The mechanism by which probiotic intake results in altered inflammatory and glycemic status is the gut microbiota. There are several studies which examined gut microbiota composition in diabetes or obesity on microbial flora [3942]. Recent studies have shown that the association between gut bacteria can influence inflammatory state of patients through the component of the Gram-negative bacterial cell walls, which is called popolysaccharide (LPS). This factor can trigger the inflammatory process by binding to the CD14 toll-like receptor-4 (TLR-4) complex. It is confirmed that deletion of TLR-4 can prevent the high-fat diet-induced insulin resistance [43].

Lee et al. considered a decline in TNF-α concentration by Lactobacillus HY and they declared that it may be because of the inhibition of trinitrobenzene sulfonic acid and consequently inhibition of TNF-α gene expression [44]. Another mechanism for anti-inflammatory effect of probiotics is through NF-Kβ signalling pathway. In a study, Bifidobacterium longum decreased TNF-α concentration by suppressing NF-Kβ activation of lamina propria mononuclear cells which will lead to downregulation of TNF-α production [45].

Therefore, the mechanism of probiotics in GDM could be summarized as altering the properties and profile of gut microbiota to a balanced situation which will lead to an improvement of intestinal permeability function and to a regulated concentration of proinflammatory mediators. However, because of the diversity of human gut microbiota and because of the strain-specificity and multifunctionality of various species of probiotic, it is essential to clarify the complex mechanisms of action that contribute to the effects of probiotics intakes on secretion of proinflammatory mediators, which are only lately being unraveled.

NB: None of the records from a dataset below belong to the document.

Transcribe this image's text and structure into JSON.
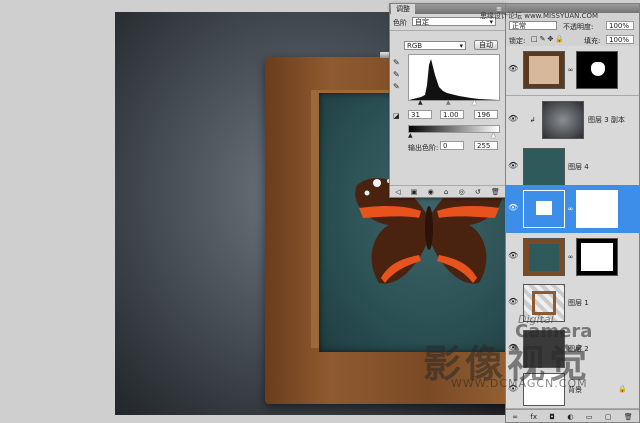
{
  "adjustments_panel": {
    "tab_label": "调整",
    "preset_label": "色阶",
    "preset_value": "自定",
    "channel_value": "RGB",
    "auto_label": "自动",
    "input_black": "31",
    "input_gamma": "1.00",
    "input_white": "196",
    "output_label": "输出色阶:",
    "output_black": "0",
    "output_white": "255"
  },
  "layers_panel": {
    "blend_mode": "正常",
    "opacity_label": "不透明度:",
    "opacity_value": "100%",
    "lock_label": "锁定:",
    "fill_label": "填充:",
    "fill_value": "100%",
    "layers": [
      {
        "name": ""
      },
      {
        "name": "图层 3 副本"
      },
      {
        "name": "图层 4"
      },
      {
        "name": ""
      },
      {
        "name": ""
      },
      {
        "name": "图层 1"
      },
      {
        "name": "图层 2"
      },
      {
        "name": "背景"
      }
    ]
  },
  "watermark": {
    "top_credit": "思缘设计论坛 www.MISSYUAN.COM",
    "digital": "Digital",
    "camera": "Camera",
    "chinese": "影像视觉",
    "url": "WWW.DCMAGCN.COM"
  },
  "colors": {
    "selection": "#3d8ee9",
    "slate": "#2c5256",
    "wood": "#8f5a30"
  }
}
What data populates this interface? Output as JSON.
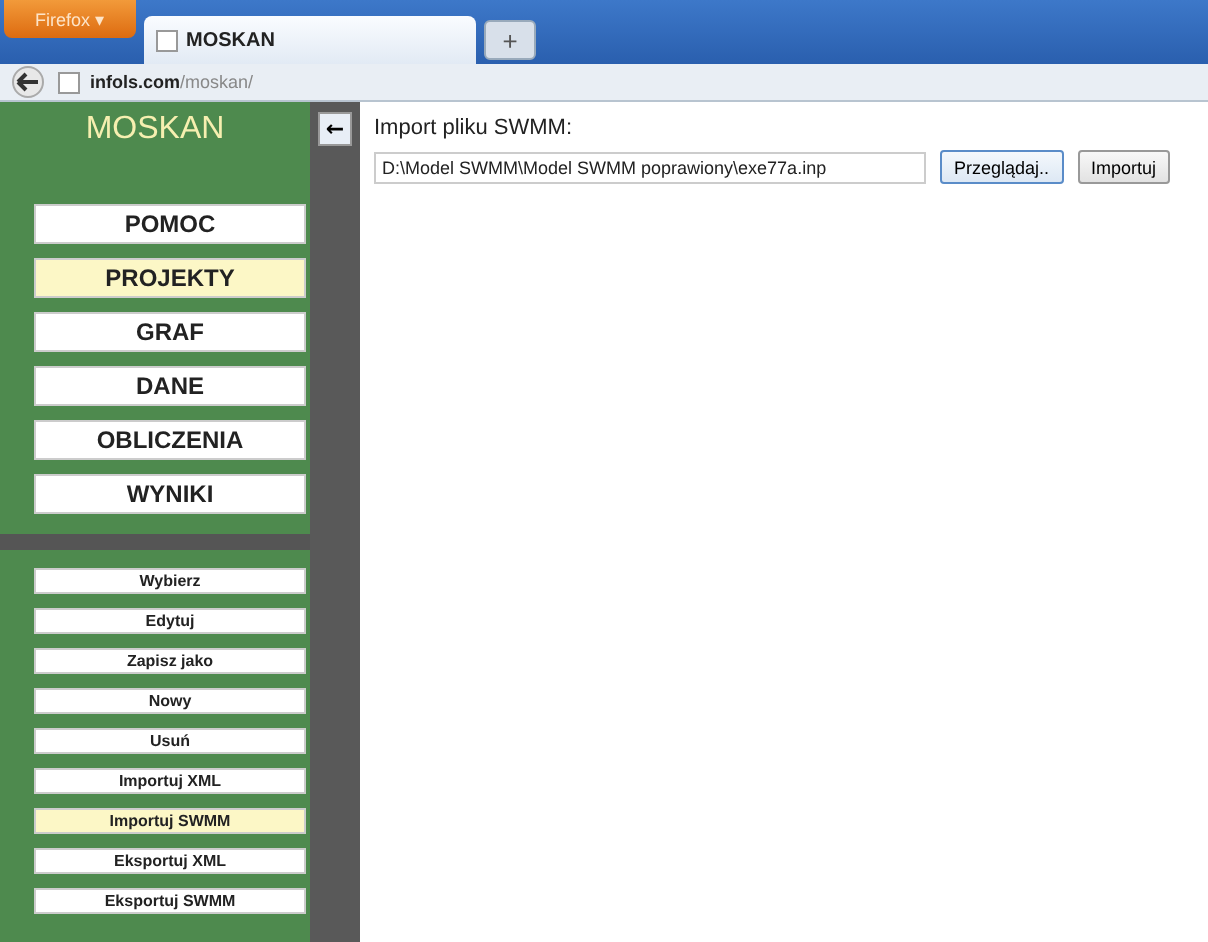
{
  "browser": {
    "menu_button": "Firefox ▾",
    "tab_title": "MOSKAN",
    "new_tab": "+",
    "url_domain": "infols.com",
    "url_path": "/moskan/"
  },
  "sidebar": {
    "title": "MOSKAN",
    "collapse": "←",
    "menu": [
      {
        "label": "POMOC",
        "selected": false
      },
      {
        "label": "PROJEKTY",
        "selected": true
      },
      {
        "label": "GRAF",
        "selected": false
      },
      {
        "label": "DANE",
        "selected": false
      },
      {
        "label": "OBLICZENIA",
        "selected": false
      },
      {
        "label": "WYNIKI",
        "selected": false
      }
    ],
    "submenu": [
      {
        "label": "Wybierz",
        "selected": false
      },
      {
        "label": "Edytuj",
        "selected": false
      },
      {
        "label": "Zapisz jako",
        "selected": false
      },
      {
        "label": "Nowy",
        "selected": false
      },
      {
        "label": "Usuń",
        "selected": false
      },
      {
        "label": "Importuj XML",
        "selected": false
      },
      {
        "label": "Importuj SWMM",
        "selected": true
      },
      {
        "label": "Eksportuj XML",
        "selected": false
      },
      {
        "label": "Eksportuj SWMM",
        "selected": false
      }
    ]
  },
  "import": {
    "heading": "Import pliku SWMM:",
    "file_path": "D:\\Model SWMM\\Model SWMM poprawiony\\exe77a.inp",
    "browse_button": "Przeglądaj..",
    "import_button": "Importuj"
  }
}
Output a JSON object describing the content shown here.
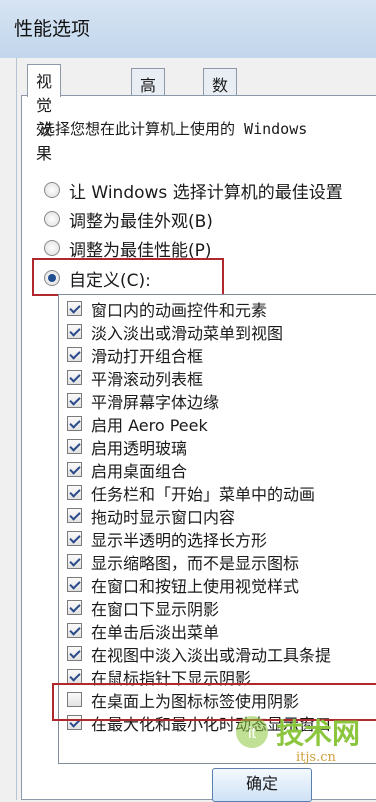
{
  "window": {
    "title": "性能选项"
  },
  "tabs": [
    {
      "label": "视觉效果",
      "active": true
    },
    {
      "label": "高级",
      "active": false
    },
    {
      "label": "数据执行保护",
      "active": false
    }
  ],
  "description": {
    "prefix": "选择您想在此计算机上使用的",
    "suffix": " Windows"
  },
  "radios": [
    {
      "label": "让 Windows 选择计算机的最佳设置",
      "checked": false
    },
    {
      "label": "调整为最佳外观(B)",
      "checked": false
    },
    {
      "label": "调整为最佳性能(P)",
      "checked": false
    },
    {
      "label": "自定义(C):",
      "checked": true
    }
  ],
  "options": [
    {
      "label": "窗口内的动画控件和元素",
      "checked": true
    },
    {
      "label": "淡入淡出或滑动菜单到视图",
      "checked": true
    },
    {
      "label": "滑动打开组合框",
      "checked": true
    },
    {
      "label": "平滑滚动列表框",
      "checked": true
    },
    {
      "label": "平滑屏幕字体边缘",
      "checked": true
    },
    {
      "label": "启用 Aero Peek",
      "checked": true
    },
    {
      "label": "启用透明玻璃",
      "checked": true
    },
    {
      "label": "启用桌面组合",
      "checked": true
    },
    {
      "label": "任务栏和「开始」菜单中的动画",
      "checked": true
    },
    {
      "label": "拖动时显示窗口内容",
      "checked": true
    },
    {
      "label": "显示半透明的选择长方形",
      "checked": true
    },
    {
      "label": "显示缩略图，而不是显示图标",
      "checked": true
    },
    {
      "label": "在窗口和按钮上使用视觉样式",
      "checked": true
    },
    {
      "label": "在窗口下显示阴影",
      "checked": true
    },
    {
      "label": "在单击后淡出菜单",
      "checked": true
    },
    {
      "label": "在视图中淡入淡出或滑动工具条提",
      "checked": true
    },
    {
      "label": "在鼠标指针下显示阴影",
      "checked": true
    },
    {
      "label": "在桌面上为图标标签使用阴影",
      "checked": false
    },
    {
      "label": "在最大化和最小化时动态显示窗口",
      "checked": true
    }
  ],
  "buttons": {
    "ok": "确定"
  },
  "watermark": {
    "brand": "技术网",
    "url": "itjs.cn"
  }
}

Our study had some limitations. The duration of the intervention was 8 weeks and we were unable to administer the supplement for a longer period due to budget limitations. We were unable to measure fasting glucose and serum insulin levels repeatedly. We could not assess the pregnancy and neonatal outcome data. We did not assay other inflammatory or anti-inflammatory biomarkers. The small sample size for detecting the difference in the primary outcomes is another limitation. We also did not evaluate microbial composition of gut and feces.

5. Conclusions

According to the results of this trial, clear differences in glycemic status and especially inflammatory mediators are revealed in this study. But we cannot draw any firm conclusion about using probiotics in health improvement profile of GDM patients, clinically. Future studies and further randomized trials of probiotics on pregnancy outcomes are suggested to fully elucidate the potential effects of probiotics in GDM patients.

Competing Interests

The authors declare that they have no competing interests.